# Many had in the last few weeks bad news.. here something that will cheer you up!!



## osenator (Nov 3, 2009)

In the last few weeks, I notice many people here (including me) having lots 
of bad luck...

Hope this cheer you up a bit... I hope..


----------



## 22606 (Aug 11, 2008)

Much better than a normal _Muppets_ video Kermit, Miss Piggy, and the like are overrated


----------



## osenator (Nov 3, 2009)

I just bought season 1,2 and 3 of the Muppet show and just watch the first 2 episodes. I was 7 years again... good times.. 

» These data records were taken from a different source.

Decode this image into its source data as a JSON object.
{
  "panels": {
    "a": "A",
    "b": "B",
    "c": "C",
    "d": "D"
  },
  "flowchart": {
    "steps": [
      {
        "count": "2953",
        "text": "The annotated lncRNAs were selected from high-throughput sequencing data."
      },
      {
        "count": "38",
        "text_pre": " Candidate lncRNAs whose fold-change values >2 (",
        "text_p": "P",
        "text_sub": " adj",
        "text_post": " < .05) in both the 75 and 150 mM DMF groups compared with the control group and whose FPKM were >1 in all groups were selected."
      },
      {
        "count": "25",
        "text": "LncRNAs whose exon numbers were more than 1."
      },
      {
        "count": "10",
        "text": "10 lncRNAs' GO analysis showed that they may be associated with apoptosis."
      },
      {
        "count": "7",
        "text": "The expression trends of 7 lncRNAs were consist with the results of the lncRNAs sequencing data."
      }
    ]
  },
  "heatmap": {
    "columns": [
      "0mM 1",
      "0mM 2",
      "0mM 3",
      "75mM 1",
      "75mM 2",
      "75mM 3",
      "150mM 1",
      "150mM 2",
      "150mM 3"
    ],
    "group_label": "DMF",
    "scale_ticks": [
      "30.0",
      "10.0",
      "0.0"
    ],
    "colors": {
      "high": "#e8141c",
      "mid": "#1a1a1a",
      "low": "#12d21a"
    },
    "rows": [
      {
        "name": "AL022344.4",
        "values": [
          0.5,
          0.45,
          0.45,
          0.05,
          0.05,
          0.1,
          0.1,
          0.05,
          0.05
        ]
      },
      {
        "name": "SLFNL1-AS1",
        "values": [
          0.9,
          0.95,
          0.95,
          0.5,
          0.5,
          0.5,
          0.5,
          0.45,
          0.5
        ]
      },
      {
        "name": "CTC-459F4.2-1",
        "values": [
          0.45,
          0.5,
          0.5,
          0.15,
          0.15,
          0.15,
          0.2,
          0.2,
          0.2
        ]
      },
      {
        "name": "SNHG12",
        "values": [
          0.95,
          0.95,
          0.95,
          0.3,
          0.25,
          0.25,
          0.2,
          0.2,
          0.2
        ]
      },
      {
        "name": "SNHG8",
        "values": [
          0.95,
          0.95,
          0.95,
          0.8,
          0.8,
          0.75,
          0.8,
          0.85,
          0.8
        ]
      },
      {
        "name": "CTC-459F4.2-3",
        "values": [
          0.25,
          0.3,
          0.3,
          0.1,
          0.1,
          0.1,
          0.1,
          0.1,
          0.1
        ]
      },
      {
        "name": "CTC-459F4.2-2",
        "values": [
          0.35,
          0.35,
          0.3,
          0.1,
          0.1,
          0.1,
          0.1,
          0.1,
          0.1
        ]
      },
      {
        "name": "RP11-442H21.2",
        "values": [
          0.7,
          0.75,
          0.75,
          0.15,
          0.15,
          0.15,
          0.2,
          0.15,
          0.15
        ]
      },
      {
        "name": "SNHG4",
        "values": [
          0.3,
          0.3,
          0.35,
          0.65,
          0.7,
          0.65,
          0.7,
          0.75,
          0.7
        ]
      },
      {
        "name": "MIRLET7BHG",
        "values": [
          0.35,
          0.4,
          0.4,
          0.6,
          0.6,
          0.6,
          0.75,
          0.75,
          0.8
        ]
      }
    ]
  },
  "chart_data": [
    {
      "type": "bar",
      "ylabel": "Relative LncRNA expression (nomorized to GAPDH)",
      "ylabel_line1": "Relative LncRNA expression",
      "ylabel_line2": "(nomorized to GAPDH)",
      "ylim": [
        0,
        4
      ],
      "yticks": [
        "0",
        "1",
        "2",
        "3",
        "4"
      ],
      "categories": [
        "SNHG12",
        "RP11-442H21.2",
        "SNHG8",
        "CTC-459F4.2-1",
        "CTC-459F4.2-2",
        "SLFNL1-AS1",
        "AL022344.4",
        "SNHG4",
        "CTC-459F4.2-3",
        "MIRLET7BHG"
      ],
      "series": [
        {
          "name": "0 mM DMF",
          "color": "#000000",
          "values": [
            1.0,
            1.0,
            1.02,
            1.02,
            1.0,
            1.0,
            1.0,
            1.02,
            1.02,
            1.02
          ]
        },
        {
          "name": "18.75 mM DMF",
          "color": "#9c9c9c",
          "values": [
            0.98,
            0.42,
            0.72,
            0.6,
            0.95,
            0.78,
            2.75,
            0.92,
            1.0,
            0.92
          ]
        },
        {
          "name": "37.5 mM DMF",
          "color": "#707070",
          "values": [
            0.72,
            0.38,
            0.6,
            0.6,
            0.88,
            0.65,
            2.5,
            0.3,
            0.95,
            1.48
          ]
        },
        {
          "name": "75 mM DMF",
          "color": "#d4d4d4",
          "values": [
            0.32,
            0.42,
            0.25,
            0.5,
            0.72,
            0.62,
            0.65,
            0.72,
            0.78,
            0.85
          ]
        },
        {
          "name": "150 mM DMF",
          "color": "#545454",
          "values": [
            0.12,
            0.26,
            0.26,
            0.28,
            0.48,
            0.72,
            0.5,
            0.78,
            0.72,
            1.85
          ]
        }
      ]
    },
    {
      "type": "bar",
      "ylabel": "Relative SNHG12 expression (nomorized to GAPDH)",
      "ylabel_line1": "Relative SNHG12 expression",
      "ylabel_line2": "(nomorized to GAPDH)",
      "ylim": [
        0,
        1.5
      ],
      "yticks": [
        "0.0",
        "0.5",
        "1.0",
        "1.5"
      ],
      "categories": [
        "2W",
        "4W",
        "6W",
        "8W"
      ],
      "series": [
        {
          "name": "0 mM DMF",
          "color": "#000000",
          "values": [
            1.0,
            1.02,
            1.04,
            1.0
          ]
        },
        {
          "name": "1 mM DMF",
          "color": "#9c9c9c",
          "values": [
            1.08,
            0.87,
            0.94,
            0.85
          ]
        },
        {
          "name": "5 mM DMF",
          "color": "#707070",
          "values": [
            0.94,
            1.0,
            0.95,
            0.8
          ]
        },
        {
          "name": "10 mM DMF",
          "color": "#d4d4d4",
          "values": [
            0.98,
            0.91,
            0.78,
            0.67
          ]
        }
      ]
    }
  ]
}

was sad to learn the vid I posted was cut from the dvd...


----------



## obsessedjack (Sep 3, 2010)

Actually have had some bad luck. Father just passed away at the age of 57. This video is cute. Thanks for posting.


----------



## Rynnye (Oct 24, 2010)

obsessedjack said:


> Actually have had some bad luck. Father just passed away at the age of 57. This video is cute. Thanks for posting.



I'm so sorry to hear that. I wish you all the best in this difficult time for you!


----------



## blackfog (Oct 9, 2008)

Aww so sorry to hear that your Father passed away at such a young age. My Dad also passed away at the age of 57. Take care and he will always be in your heart and around you!

Osenator thank you for posting this and bringing a smile to me today! It was greatly needed and I am glad to know that I am not alone with things not looking up.......thanks! That clip was awesome classic Vincent Price and ya just gotta love those muppets.......now how does one make those ghosts! I know FCG lol!


----------



## Laurie S. (Dec 4, 2007)

obsessedjack, hoping you have a strong support system to help you through this! That's a very hard thing, losing your Dad. I know what you're going through, and I don't like that you have to. I'm sorry, man.


That video is pure awesome, osenator! Why in the world would they have cut it?! The dummies!


----------



## Gym Whourlfeld (Jan 22, 2003)

*My "Flash-Back"*

If I "was seven again" , I would be looking at the radio dial and Jimmie Hensen wouldn't be born yet! (probably?)
That "Radio dial was on a floor radio(Piece of "furniture") with incredible speakers and "Inner Sanctum" came to my imagination over those sound waves, which I think penetrated the mind much more deeply than any mere "snowy" black& white moving image on a flickering glass tube ever did.


----------